# Random motion pirate wheel



## davy2 (Sep 10, 2008)

Hello
I am building a pirate ship wheel for a skeleton, and am trying to figure out a way to make the wheel motion more random than a wiper motor. It does not require much movement, skeleton will be steering. I am not against using a monster guts or fright props motor controller. 
Anyone have recommendations for achieving this movement? 
Thanks for any suggestions!


----------



## JeffHaas (Sep 7, 2010)

You can set up those controllers to turn the wiper motor on and off for different periods of time.

I looked at the docs for both the FrightProps PicoBoo and the Monster Guts Nerve Center. I think you want the Picoboo, because you'll want to have the ship's wheel turn both directions, which the Picoboo supports.

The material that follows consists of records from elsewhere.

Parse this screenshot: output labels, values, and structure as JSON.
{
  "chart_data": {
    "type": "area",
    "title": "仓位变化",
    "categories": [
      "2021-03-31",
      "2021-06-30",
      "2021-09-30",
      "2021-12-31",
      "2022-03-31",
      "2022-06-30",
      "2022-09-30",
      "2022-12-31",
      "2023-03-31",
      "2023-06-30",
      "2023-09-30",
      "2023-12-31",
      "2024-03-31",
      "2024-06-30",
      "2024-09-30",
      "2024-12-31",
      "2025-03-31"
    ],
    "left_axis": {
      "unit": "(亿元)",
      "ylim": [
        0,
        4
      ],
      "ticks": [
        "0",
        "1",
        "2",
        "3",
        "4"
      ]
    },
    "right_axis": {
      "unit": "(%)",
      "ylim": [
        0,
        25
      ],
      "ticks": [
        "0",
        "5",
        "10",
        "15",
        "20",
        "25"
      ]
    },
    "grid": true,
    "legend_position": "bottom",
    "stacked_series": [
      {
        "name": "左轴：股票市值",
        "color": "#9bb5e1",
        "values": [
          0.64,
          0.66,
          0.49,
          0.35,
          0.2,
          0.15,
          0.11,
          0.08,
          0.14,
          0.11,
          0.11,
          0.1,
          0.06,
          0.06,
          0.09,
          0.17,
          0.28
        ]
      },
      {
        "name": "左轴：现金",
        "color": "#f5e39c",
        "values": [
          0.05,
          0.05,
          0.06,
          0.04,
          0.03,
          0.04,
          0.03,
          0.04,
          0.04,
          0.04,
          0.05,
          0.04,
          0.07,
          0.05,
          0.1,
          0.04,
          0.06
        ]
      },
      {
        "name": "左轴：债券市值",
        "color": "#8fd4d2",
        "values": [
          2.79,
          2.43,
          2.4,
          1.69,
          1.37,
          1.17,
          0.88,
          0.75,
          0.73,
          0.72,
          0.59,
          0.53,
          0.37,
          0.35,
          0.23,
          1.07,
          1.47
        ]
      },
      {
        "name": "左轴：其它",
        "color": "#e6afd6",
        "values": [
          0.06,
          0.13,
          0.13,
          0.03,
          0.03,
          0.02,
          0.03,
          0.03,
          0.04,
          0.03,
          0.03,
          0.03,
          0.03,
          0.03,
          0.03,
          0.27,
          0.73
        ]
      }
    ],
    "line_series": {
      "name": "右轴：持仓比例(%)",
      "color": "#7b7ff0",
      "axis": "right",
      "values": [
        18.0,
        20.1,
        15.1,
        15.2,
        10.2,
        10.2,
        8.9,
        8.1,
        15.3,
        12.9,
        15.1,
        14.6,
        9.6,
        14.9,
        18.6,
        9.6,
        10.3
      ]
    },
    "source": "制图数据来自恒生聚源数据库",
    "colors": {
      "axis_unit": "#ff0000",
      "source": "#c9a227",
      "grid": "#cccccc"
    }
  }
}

Check the Picoboo Jr is docs from this page:
http://www.frightprops.com/controll...lers/picoboo-controllers/picoboo-jr-0691.html

It's designed to be able to control a 12V motor and make it go forward and backward.


----------



## halstaff (Nov 18, 2009)

I put together a cheap circuit to allow my wiper motors to run intermittently. Check out this thread - http://hauntforum.com/showthread.php?t=26120


----------



## davy2 (Sep 10, 2008)

Thanks, Jeff and Hal...I ended up stealing the servo recorder from my gravekeeper (which I won't be using this year), and bought a servocity gearmotor set for a spare servo I have. Gearmotor set results in a very strong servo, the servo recorder playback unit will move the prop in whatever fashion you record it.


----------